Algeria: MSP Quits Ruling Coalition
By Magharebia
By Hayam El Hadi and Lyes Aflou
After several months of suspense, moderate Islamist party Movement of Society for Peace (MSP) withdrew from Algeria’s presidential alliance. But in a controversial move, the party decided to keep its ministers as part of the government.
The MSP pulled out of Algeria’s governing coalition on Sunday (January 1st). The head of the moderate Islamist party, Bouguerra Soltani, who made the announcement at the conclusion of the MSP executive council meeting (Majliss Echoura), said it was impossible to continue work with the coalition.
‘Its political mediocrity …is of no use to the country or to the citizen,” he said.
Highly critical of his former allies, Soltani added that “the MSP does not share the stance adopted by its partners in the alliance regarding the philosophy of the reform process, which has been diverted along partisan lines.”
The MSP departure came following the party’s Majliss Echoura, held December 30th. The moderate Islamist party originally joined the ruling coalition with the National Liberation Front (FLN) and the National Democratic Assembly (RND) to support the presidential programme in 2004.
Before making its decision public, the MSP had already given clear signals. Its MPs voted against all the laws introduced as part of President Abdelaziz Bouteflika’s proposed reforms.
“The thinking behind the reforms is still driven by the ghosts of the national tragedy and the state-of-emergency mind-set,” Soltani said.
Many analysts spoke of their astonishment at the MSP’s decision to keep its ministers within the government despite its withdrawal from the alliance. In one article, El Watan denounced the “MSP’s dirty tactics”, explaining that the party “has made a lot of noise about its withdrawal, yet without taking its ministers out of the government. This pretend divorce is just an example of pre-election opportunism to rally support at the ballot box from disappointed Islamists and malcontents on all sides.”
The MSP’s allies have already responded. The RND’s spokesman, Miloud Chorfi, said that “the party deeply regrets the withdrawal of one of the parties from the presidential alliance; however, the MSP’s decision must stand and we respect that.”
The FLN was less diplomatic. “The decision to withdraw from the presidential alliance was a non-event, totally predictable, and does not merit any comment,” the party said.
Elsewhere, other parties are still waiting for official approval.
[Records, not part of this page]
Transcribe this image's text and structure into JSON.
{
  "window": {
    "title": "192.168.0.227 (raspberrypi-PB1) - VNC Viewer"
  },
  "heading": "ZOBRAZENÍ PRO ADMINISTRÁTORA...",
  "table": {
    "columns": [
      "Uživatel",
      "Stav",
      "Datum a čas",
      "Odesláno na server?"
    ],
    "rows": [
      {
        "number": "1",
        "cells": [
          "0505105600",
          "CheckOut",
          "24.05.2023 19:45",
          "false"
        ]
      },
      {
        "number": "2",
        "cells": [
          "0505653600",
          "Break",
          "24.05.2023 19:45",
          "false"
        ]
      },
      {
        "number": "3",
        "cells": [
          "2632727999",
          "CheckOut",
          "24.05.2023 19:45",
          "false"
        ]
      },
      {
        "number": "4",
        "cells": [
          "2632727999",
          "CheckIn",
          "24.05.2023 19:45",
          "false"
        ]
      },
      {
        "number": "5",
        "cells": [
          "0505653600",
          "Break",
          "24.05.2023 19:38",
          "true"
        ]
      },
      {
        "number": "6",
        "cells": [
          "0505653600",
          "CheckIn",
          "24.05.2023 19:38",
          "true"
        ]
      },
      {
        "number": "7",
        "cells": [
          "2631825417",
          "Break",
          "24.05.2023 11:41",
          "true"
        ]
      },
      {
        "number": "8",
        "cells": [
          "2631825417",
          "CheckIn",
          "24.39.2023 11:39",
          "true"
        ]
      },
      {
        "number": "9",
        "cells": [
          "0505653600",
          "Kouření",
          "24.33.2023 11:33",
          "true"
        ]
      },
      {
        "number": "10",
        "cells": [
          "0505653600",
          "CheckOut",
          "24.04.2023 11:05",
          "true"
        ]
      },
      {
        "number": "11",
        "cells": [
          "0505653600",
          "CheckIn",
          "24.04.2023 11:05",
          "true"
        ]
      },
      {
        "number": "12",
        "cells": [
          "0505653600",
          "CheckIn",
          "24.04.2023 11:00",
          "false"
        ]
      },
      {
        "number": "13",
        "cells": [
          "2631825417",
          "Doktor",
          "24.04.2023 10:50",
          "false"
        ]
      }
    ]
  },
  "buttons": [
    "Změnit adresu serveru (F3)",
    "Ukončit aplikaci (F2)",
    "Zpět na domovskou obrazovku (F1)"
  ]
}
Interior Minister Daho Ould Kablia detailed the lengthy process on Monday (January 9th). Aspiring parties must have representatives in at least a third of wilayas, at least 1,600 members and include a “representative” proportion of women, among other several other requirements.
Further initiatives were recently introduced, increasing the number of parties awaiting approval to fifteen, which, provided they receive approval, will stand alongside the roughly 60 organisations approved since the 1990s. But the growing number of political parties has been met with indifference by the public.
Mustapha, who works for a state-owned company, said that multi-party politics has not led to democracy in Algeria because “it has not resulted in a regular change of government, with the FLN and its offshoot, the RND, dominating the scene”.